La manière LE MEUR s’agrémente d’une palette claire, ductile et émotionnelle. Les nuances végétales gravitent autour de compositions spectrales : Raisin / Olive / Concombre, Navet / Fenouil / Pomme, Cèpe / Poire / Mûre/ Céleri. Les pigmentations florales se partitionnent en éphémérides : Lavande / Menthe / Laurier / Badiane, Mouron des oiseaux / Persil/ Tagete, Criste marine / Ghoa cress / Cerfeuil. Les teintes marines picturales éclatent : Couteau de mer / Dorade / Maigre, Haddock / Gambas / Rouget / Œuf de poisson.
L’art culinaire de Maxime LE MEUR réfère finalement à ses trois loisirs de dilection : la chasse sous-marine, le ski alpin et l’automobile. « En Bretagne, sous l’eau, en apnée, le temps s’abolit, nous apaise, on observe les araignées de mer, les tourteaux avec palmes et tuba. Le silence s’installe. Dans la poudreuse des monts grenoblois, la pensée s’évapore. Sur un circuit, avec un casque et des gants, dans une bulle, concentré, le vide nous calme ».
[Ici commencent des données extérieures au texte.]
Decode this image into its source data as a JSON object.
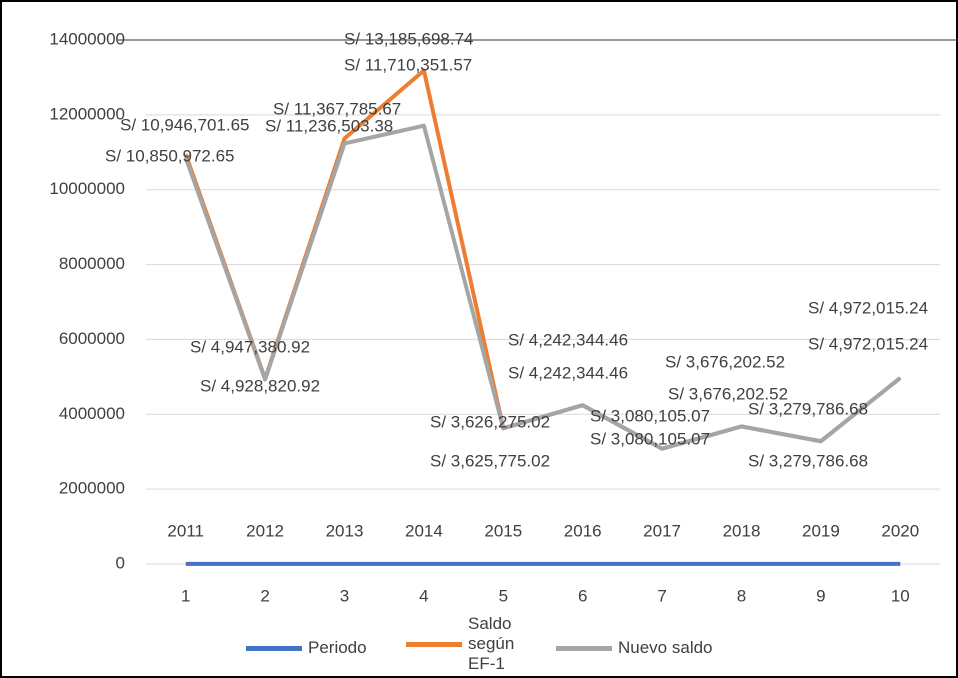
{
  "chart_data": {
    "type": "line",
    "categories": [
      "1",
      "2",
      "3",
      "4",
      "5",
      "6",
      "7",
      "8",
      "9",
      "10"
    ],
    "ylim": [
      0,
      14000000
    ],
    "yticks": [
      0,
      2000000,
      4000000,
      6000000,
      8000000,
      10000000,
      12000000,
      14000000
    ],
    "grid": true,
    "legend": "bottom",
    "series": [
      {
        "name": "Periodo",
        "color": "#4472c4",
        "values": [
          2011,
          2012,
          2013,
          2014,
          2015,
          2016,
          2017,
          2018,
          2019,
          2020
        ]
      },
      {
        "name": "Saldo según EF-1",
        "color": "#ed7d31",
        "values": [
          10946701.65,
          4947380.92,
          11367785.67,
          13185698.74,
          3626275.02,
          4242344.46,
          3080105.07,
          3676202.52,
          3279786.68,
          4972015.24
        ],
        "value_labels": [
          "S/ 10,946,701.65",
          "S/ 4,947,380.92",
          "S/ 11,367,785.67",
          "S/ 13,185,698.74",
          "S/ 3,626,275.02",
          "S/ 4,242,344.46",
          "S/ 3,080,105.07",
          "S/ 3,676,202.52",
          "S/ 3,279,786.68",
          "S/ 4,972,015.24"
        ]
      },
      {
        "name": "Nuevo saldo",
        "color": "#a5a5a5",
        "values": [
          10850972.65,
          4928820.92,
          11236503.38,
          11710351.57,
          3625775.02,
          4242344.46,
          3080105.07,
          3676202.52,
          3279786.68,
          4972015.24
        ],
        "value_labels": [
          "S/ 10,850,972.65",
          "S/ 4,928,820.92",
          "S/ 11,236,503.38",
          "S/ 11,710,351.57",
          "S/ 3,625,775.02",
          "S/ 4,242,344.46",
          "S/ 3,080,105.07",
          "S/ 3,676,202.52",
          "S/ 3,279,786.68",
          "S/ 4,972,015.24"
        ]
      }
    ]
  }
}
Les coloris champêtres se moirent en duos : Veau / Magret fumé, Pigeon / Lardo di Colonata, Jus de Volaille / Foie Gras. A deux enjambées de l’ancien immeuble du guide rouge, les carnations ultimes des parfums doux nous happent vers le nuage rêvé de notre efflorescence : Figue / Fromage blanc / Feuille de figuier, Vanille / Tonka / Chocolat, Sarrasin / Crème brulée / Citron.